Cape Cod: It’s Not Just for August Anymore
Cape Cod is not just for summer sailing and beaches! In the spring and fall, you’ll find a remarkably diverse array of activities and festivals. I was recently fortunate enough to be invited to write some springtime reviews there in the Upper Cape, the part most easily accessed from Boston.
Sandwich, Massachusetts is the entranceway into Cape Cod. There, visit the Heritage Museums and Gardens (5 stars), an all-day attraction where you explore and discover delightful grottos, or go indoors for the carousel and exhibits. They have indoor events and outdoor festivals all year. It’s my favorite destination on Cape Cod.

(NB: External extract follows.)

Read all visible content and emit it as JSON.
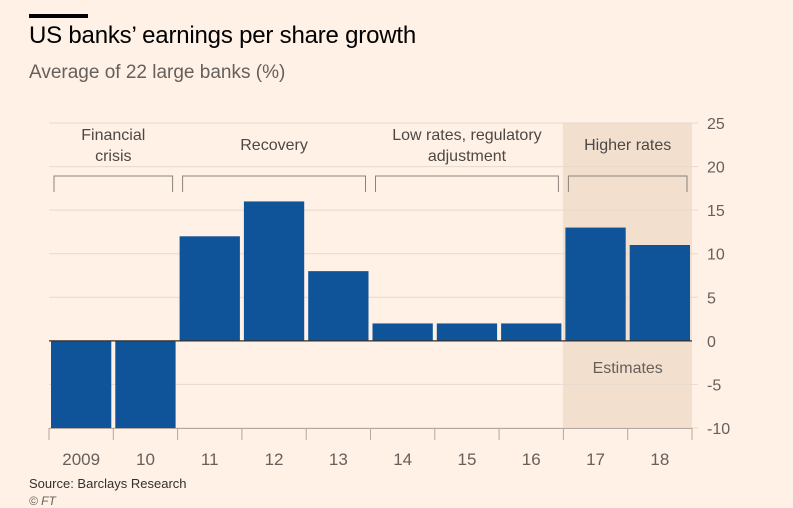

Across the street you’ll find Heritage Adventure Park (4.5 stars), a ropes course that requires some athletic ability, but is appropriate for kids as well as adults. It takes you up into the treetops to climb, zipline, and walk rope bridges, safely harnessed in to support lines and with helpful staff. Nearby find the Sandwich Glass Museum, where you can see real glassblowing.
In Yarmouth, don’t miss the world class Whydah Pirate Museum (5 stars plus), a stunning display of booty dredged up from a real pirate shipwreck. As well as being wonderfully curated and entertaining, with wax figures, special effects, and video, somehow the museum is also deep and intelligent, teaching you real history, which it turns out is just as fascinating as the made up pirate stuff. Nearby, visit the Edward Gorey House, the macabre, black humor cartoonist who was almost Tim Burton but wasn’t. Catch an afternoon at the Cape Cod Roller Derby, with their next bout on June 9, where women knock each other over in good humor and at high speed, to show who’s boss on the roller skating track.
Then visit Falmouth, which has a cute downtown area of shops to stroll, including the Osborn & Rugh Gallery, which adds storytelling and artistic impact to its paintings, made by locals who live in Falmouth year-round. Rent bicycles at Corner Cycle, which has worry-free bicycles with saddle packs to store your picnic lunch. You can get your helmets and bicycles seemingly in less than two minutes, and the location is immediately on the Shining Sea Bikeway, a bicycle and walking path that takes you to the beach and down the shore, and is the top-rated Falmouth attraction on TripAdvisor.
Stop by the Highfield Hall & Gardens in Falmouth, a historic home that has gardens, forest paths, and a musical grotto you can bang notes on. You’ll also find the Spohr Gardens. Sadly, the Woods Hole Historical Museum and Woods Hole Oceanographic Discovery Center are closed on Sundays in the off-season. See the Cape Cod Inflatable Park, a bouncy house heaven, which is building a water park as well.
Finally, in Falmouth you’ll find evening arts including the Falmouth Theatre Guild, and we got to see the Falmouth Chorale, whose season just concluded unfortunately, mismatching tourist season. They took a break from classical music to feature comedy songs from brilliant to silly, and which included audience participation — heartwarming, hilarious, and great fun.
Of course you’ll want to return for the Provincetown Carnival, August 11-18, 2018, Water Wizz water theme park, beaches, sailing, and more. But do yourself a favor and check out Cape Cod before the traffic and tourism turn up with the summer heat. You’ll find there’s a ton to see.